The next time fear-mongering politicians say “the Constitution isn’t a suicide pact,” check which amendment they’re thinking about weakening. These fear-mongerers, in my experience, are typically talking about the Fourth Amendment or the Eighth Amendment or sometimes the First Amendment. I haven’t heard that phrase used for the Second Amendment even though the Second Amendment costs more actuarial lifespan than the rest of the Bill of Rights put together. America has let the market set the price of a Bill of Rights amendment: four months of lifespan per person. As long as everyone’s cool with that there’s no reason to weaken less-costly amendments.
10. There Is No Conclusion
If this episode has anything approaching a conclusion it might be that our de facto prohibition on CDC firearm studies is a terrible idea and we ought to invest in solid facts on which to build opinion and policy by repealing the Dickey Amendment, as its own author recommends.

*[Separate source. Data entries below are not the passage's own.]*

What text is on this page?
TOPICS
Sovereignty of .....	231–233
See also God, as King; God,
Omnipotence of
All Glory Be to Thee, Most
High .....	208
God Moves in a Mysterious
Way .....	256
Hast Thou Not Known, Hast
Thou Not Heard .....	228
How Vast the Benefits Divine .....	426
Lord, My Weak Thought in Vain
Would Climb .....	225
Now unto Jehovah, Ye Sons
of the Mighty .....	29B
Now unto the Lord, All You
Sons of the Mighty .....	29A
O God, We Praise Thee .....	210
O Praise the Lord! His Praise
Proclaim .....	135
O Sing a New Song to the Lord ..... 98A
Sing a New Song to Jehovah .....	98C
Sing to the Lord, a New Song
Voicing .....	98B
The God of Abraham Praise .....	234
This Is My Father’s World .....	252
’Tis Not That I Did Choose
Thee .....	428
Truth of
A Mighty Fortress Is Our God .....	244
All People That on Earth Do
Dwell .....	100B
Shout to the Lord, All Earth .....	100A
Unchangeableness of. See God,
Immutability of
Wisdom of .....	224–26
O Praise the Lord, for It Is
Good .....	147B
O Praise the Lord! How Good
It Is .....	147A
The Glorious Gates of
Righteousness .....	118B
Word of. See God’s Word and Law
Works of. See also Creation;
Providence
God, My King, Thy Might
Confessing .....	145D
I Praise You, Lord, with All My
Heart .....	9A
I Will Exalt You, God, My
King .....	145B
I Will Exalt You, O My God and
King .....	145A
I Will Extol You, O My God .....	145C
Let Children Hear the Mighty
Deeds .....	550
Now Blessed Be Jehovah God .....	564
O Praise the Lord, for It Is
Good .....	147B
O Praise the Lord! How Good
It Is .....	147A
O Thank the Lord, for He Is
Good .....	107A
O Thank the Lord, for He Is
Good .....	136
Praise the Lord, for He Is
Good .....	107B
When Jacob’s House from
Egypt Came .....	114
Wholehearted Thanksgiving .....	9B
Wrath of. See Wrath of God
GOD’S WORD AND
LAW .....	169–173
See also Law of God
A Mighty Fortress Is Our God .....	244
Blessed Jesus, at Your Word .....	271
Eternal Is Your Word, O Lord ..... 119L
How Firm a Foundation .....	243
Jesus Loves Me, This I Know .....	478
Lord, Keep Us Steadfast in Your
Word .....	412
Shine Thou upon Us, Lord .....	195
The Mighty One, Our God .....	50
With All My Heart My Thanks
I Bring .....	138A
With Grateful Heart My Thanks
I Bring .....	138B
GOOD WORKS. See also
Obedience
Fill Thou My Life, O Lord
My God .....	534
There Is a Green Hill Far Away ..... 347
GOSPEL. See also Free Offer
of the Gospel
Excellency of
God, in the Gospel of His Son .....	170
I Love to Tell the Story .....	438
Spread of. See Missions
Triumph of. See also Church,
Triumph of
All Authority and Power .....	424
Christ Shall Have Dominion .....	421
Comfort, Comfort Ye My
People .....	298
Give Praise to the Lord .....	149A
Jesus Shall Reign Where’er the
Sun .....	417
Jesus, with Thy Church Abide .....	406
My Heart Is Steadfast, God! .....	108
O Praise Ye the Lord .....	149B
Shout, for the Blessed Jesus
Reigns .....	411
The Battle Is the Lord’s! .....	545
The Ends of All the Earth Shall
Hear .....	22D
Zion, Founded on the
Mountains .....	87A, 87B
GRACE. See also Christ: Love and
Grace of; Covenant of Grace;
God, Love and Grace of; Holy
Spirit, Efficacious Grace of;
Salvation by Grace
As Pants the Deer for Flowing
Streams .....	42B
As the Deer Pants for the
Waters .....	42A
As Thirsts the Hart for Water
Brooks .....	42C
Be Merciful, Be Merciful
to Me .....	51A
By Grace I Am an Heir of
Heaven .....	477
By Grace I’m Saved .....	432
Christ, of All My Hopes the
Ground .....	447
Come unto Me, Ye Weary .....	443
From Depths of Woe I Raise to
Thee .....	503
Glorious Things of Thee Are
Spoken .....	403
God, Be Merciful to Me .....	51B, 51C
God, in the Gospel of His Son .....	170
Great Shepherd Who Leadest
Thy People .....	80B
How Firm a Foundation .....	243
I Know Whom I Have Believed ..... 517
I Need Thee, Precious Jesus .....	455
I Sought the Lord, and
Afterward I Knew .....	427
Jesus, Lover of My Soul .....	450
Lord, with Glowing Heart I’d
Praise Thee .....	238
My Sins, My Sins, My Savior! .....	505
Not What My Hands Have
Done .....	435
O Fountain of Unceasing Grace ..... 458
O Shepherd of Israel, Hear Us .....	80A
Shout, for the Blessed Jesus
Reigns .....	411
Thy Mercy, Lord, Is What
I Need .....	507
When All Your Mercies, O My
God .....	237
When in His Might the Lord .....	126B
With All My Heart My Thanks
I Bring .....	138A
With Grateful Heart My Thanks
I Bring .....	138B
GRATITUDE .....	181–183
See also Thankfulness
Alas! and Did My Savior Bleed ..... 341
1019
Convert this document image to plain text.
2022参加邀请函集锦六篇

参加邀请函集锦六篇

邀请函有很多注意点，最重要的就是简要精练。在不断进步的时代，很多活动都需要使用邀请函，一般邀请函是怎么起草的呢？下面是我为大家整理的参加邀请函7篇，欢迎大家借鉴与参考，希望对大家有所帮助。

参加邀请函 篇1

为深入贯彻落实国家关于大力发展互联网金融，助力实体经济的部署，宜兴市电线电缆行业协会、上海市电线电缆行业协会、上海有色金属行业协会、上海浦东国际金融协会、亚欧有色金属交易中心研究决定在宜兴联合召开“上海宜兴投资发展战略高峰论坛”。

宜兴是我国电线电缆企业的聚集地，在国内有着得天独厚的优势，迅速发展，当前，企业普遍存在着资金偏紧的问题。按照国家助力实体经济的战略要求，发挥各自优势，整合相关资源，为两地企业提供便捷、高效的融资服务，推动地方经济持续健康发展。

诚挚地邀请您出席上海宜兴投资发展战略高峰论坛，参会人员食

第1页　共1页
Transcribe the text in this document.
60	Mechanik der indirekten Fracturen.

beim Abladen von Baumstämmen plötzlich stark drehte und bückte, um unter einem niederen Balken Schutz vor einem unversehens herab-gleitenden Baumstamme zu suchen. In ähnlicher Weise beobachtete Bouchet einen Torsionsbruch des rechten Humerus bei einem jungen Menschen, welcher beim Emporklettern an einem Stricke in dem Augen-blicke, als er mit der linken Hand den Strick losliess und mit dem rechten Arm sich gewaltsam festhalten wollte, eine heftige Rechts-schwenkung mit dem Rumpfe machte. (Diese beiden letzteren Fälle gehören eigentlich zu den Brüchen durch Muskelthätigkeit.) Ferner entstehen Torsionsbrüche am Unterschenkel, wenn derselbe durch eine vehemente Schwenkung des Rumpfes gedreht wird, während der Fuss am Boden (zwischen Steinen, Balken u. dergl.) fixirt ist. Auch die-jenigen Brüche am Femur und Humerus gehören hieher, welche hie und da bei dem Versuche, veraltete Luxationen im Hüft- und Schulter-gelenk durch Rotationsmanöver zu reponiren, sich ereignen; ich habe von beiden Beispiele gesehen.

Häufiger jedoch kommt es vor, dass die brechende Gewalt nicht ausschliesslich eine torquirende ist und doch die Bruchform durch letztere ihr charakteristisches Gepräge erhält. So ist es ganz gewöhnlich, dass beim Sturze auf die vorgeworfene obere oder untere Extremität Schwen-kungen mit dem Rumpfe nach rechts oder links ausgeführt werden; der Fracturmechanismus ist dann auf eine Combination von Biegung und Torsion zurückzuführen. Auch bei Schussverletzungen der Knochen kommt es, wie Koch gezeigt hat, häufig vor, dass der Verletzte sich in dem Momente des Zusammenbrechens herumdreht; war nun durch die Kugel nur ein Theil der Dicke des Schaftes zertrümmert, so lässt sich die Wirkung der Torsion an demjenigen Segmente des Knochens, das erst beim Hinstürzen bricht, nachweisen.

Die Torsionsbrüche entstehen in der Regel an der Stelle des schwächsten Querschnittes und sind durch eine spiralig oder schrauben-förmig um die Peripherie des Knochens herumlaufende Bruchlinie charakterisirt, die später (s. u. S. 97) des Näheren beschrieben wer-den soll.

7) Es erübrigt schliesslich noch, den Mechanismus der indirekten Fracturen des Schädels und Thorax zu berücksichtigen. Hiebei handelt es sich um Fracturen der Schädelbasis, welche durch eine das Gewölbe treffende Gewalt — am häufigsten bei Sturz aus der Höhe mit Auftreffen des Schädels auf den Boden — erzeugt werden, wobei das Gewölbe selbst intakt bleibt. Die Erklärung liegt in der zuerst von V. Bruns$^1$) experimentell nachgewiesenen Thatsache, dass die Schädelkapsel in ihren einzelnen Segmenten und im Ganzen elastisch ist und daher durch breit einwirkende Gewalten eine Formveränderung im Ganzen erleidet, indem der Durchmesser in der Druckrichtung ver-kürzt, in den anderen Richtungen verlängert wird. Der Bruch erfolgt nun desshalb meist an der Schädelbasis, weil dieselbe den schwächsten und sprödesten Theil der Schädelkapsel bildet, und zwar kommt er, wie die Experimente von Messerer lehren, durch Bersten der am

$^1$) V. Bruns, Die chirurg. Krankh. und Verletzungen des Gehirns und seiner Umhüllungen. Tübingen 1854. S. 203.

But let’s be honest between each other. There are solutions to gun violence that have worked for other countries but America will never try them. I haven’t even persuaded myself that an Australian-style approach or a British-style approach would be good for Americans, overall, although those approaches have pretty clearly reduced Australia’s and Great Britain’s firearm-related actuarial costs.
A four-month subtraction from each American’s lifespan is just part of the price Americans pay for being Americans.
And every few months another school full of dead kids is just something we will continue to cry about
then bicker about
then shrug about.
¯\_(ツ)_/¯
(Actuarial assumptions are discussed in Appendix 2.)